Segundo a antiga convicção egípcia sobre os Deuses, o homem é o servo do Senhor que é celibatário em sua adoração e amor. Embora a maioria das características acima mencionadas sejam atribuídas ao deus (Ptah), isto é apenas uma coincidência, pois muitos dos nomes das bandeiras que conhecemos sobre o antigo estado estavam relacionados às relíquias, a maioria das quais foram encontradas na área de Memphis. É natural que a freqüência do aparecimento do nome da outra divindade seja derivada dos nomes de outras divindades que descobrimos que o olho dos atributos que encontramos estão relacionados aos nomes de indivíduos compostos pelo nome (Ptah) atribuído a essas divindades também ou a qualquer outra divindade, e de fato às divindades em geral.

Parece no antigo conceito egípcio que os destinos dos seres humanos ou seu destino não são inevitavelmente impossíveis de serem evitados, pois uma pessoa pode mudar seu destino através de suas ações se Deus quiser, e desde que amanhã seja sempre (cai nas mãos de Deus) a criança nasce acompanhada pelo cuidado divino, e os pais consolidam seus laços com os deuses para que ele ordene que uma criança nasça para eles e, desde então, uma pessoa exerça suas ações somente através do consentimento e consentimento dos deuses. Os humanos sugerem ações, mas Deus as impõe, ou como expresso por um dos sábios egípcios (uma pessoa fala a palavra, mas o assunto é para o Senhor). O ritual fúnebre tinha o objetivo de libertar a alma do corpo para que ela pudesse se mover livremente e se unir novamente ao corpo para poder viver para sempre. Entretanto, também era importante preservar o corpo morto, pois os egípcios acreditavam que o Papa voltava ao seu corpo todas as noites para obter uma nova vida, antes de partir pela manhã.

Nos primeiros tempos, acreditava-se que o faraó falecido ascendia ao céu e habitava entre as estrelas. Ao longo do Velho Reino (c. 2686-2181 a.C.), no entanto, ele passou a estar mais estreitamente associado com o renascimento diário do deus sol Ra e com o governante do submundo Osíris, à medida que essas divindades se tornaram mais importantes.

Nas crenças pós-vida totalmente desenvolvidas do Novo Reino, a alma tinha que evitar uma variedade de perigos sobrenaturais no Duat, antes de passar por um julgamento final, conhecido como o "Pesar do Coração", realizado por Osíris e pelos assessores do Maat.

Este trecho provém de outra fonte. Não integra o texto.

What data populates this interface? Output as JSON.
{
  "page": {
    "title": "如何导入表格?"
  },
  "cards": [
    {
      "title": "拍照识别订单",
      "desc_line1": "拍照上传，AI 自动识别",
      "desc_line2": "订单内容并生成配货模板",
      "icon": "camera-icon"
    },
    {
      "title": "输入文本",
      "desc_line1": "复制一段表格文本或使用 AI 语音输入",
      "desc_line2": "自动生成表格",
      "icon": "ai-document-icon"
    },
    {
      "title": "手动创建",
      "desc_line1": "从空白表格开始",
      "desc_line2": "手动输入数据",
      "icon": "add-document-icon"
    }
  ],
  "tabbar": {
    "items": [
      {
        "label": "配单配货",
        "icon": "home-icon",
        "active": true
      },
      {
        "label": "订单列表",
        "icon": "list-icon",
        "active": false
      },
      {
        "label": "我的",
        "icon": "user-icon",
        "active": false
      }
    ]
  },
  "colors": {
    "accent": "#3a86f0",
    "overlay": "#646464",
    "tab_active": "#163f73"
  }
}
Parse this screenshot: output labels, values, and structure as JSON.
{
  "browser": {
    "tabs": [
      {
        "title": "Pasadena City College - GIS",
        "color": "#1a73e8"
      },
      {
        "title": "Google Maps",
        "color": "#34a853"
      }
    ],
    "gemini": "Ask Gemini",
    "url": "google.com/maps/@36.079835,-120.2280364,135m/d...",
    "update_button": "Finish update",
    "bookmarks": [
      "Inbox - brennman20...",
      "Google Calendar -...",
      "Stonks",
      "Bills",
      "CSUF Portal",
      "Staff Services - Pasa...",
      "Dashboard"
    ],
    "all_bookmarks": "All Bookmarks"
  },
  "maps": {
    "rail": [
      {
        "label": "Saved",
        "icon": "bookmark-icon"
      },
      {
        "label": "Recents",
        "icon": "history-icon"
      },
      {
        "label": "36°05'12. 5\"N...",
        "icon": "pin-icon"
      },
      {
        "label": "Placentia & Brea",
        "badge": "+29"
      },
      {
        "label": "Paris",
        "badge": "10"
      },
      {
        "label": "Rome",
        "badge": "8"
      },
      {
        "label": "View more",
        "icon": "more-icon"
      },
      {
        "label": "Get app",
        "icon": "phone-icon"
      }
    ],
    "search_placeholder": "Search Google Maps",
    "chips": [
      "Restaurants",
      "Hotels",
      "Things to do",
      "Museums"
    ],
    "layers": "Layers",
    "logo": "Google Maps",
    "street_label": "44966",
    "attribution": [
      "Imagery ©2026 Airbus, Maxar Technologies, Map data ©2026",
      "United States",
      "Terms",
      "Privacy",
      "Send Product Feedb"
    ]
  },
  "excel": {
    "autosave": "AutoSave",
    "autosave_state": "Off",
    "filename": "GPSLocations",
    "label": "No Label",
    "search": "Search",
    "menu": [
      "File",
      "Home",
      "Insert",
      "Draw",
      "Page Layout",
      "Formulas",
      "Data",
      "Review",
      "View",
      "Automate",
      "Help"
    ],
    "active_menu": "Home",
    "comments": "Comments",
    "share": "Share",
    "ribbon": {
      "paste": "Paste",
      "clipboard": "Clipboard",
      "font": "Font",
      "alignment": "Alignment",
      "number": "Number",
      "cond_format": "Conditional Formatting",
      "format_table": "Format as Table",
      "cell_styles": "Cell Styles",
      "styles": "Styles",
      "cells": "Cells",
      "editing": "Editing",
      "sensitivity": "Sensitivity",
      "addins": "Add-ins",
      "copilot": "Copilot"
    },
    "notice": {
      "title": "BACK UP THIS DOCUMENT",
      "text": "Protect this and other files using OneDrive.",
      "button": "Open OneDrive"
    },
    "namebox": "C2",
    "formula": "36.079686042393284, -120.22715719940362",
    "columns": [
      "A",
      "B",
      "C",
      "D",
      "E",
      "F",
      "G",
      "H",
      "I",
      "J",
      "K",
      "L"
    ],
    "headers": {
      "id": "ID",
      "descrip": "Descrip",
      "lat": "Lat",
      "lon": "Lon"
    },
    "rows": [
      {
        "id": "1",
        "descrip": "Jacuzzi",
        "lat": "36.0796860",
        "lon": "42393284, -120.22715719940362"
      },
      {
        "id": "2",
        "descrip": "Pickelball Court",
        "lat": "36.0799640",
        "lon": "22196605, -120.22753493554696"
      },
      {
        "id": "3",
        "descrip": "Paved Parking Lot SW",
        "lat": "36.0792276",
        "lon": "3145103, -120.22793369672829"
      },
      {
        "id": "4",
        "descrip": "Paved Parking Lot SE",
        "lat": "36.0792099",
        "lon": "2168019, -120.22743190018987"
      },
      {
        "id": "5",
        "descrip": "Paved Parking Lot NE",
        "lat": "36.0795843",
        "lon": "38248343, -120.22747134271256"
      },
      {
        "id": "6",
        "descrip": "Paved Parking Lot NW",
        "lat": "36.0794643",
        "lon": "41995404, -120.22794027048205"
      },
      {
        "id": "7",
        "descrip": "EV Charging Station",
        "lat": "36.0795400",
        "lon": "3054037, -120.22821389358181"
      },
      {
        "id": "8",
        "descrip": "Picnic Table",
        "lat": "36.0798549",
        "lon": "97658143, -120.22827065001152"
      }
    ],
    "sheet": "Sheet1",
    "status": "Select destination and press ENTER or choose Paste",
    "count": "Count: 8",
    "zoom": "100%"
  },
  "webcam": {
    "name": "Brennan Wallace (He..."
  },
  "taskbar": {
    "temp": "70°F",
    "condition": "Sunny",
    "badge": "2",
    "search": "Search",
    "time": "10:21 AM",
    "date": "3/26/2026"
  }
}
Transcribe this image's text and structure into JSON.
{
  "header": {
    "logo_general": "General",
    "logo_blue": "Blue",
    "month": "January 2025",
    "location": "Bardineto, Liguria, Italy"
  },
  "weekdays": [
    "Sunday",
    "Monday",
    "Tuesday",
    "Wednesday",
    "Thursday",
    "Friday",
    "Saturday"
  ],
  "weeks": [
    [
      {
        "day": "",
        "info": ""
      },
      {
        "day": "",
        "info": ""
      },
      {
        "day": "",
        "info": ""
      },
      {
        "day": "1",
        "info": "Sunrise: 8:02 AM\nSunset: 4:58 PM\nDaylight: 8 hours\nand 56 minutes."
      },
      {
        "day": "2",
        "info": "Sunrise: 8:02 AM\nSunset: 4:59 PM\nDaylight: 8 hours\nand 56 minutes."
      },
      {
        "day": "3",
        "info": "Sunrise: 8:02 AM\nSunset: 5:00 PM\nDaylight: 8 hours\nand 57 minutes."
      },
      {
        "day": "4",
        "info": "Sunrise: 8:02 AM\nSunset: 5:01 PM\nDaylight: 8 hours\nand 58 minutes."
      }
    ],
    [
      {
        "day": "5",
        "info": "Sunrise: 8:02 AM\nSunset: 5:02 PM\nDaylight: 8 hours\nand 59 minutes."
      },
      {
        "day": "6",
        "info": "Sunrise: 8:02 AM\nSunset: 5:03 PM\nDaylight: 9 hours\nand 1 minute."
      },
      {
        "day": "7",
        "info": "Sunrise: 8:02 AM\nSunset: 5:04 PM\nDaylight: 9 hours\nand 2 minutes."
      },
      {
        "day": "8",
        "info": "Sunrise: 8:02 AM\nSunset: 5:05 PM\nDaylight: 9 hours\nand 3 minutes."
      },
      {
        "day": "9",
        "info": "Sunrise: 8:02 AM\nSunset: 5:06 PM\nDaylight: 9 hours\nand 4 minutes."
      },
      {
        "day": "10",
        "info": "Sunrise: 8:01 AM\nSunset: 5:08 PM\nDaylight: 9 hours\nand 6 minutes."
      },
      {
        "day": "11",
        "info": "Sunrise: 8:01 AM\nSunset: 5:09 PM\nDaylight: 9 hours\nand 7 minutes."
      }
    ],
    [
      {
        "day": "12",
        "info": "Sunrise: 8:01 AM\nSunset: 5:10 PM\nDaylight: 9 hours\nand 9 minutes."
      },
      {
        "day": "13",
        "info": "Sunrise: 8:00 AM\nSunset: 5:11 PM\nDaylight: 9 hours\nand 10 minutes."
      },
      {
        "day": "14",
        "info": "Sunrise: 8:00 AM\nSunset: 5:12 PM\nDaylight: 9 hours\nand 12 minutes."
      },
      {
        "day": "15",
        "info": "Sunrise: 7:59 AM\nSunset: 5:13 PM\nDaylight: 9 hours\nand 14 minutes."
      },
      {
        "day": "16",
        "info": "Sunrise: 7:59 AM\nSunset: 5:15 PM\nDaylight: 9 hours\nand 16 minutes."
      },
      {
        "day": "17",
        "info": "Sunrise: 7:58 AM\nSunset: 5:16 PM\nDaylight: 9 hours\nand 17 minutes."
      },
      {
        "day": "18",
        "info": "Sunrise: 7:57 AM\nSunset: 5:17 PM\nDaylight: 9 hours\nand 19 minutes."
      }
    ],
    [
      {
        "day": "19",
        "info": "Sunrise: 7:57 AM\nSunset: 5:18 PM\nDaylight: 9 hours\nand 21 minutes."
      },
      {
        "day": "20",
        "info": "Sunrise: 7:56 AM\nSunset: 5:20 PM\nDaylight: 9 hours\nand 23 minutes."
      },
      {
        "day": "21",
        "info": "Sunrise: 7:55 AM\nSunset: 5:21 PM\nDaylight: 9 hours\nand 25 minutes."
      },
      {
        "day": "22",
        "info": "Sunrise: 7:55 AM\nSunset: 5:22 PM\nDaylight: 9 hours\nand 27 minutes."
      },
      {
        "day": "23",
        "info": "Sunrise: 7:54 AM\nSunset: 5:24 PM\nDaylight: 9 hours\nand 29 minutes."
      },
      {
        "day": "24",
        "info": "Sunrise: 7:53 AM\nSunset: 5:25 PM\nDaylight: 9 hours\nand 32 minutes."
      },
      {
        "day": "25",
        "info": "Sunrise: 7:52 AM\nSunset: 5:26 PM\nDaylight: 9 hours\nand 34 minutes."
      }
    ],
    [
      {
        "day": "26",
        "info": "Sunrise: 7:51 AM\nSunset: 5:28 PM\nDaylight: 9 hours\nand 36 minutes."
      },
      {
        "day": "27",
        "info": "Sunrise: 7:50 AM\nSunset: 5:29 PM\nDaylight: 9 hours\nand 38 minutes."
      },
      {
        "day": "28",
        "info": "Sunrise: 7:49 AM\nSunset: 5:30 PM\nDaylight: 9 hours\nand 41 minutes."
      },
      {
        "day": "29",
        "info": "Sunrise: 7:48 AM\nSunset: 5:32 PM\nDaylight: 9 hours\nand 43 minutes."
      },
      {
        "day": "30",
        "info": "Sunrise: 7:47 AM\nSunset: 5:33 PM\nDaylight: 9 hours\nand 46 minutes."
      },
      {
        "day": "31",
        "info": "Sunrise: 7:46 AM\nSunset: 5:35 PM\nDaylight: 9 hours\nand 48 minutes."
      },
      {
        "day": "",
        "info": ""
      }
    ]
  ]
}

Neste julgamento, os deuses compararam as ações do falecido enquanto vivo (simbolizado pelo coração) com Maat, para determinar se ele ou ela tinha se comportado seguindo Maat. Se o falecido foi julgado digno, seu ka e ba foram unidos em um akh. Várias crenças coexistiram sobre o destino do akh. Muitas vezes se dizia que os mortos moravam no reino de Osiris, terra exuberante e agradável no submundo. A visão solar do além, na qual a alma falecida viajava com Ra em sua jornada diária, ainda estava principalmente associada à realeza, mas podia se estender a outras pessoas também. Durante o curso dos Reinos Médio e Novo, a noção de que o akh também podia viajar no mundo dos vivos, e até certo ponto afetar magicamente os eventos lá, tornou-se cada vez mais prevalecente.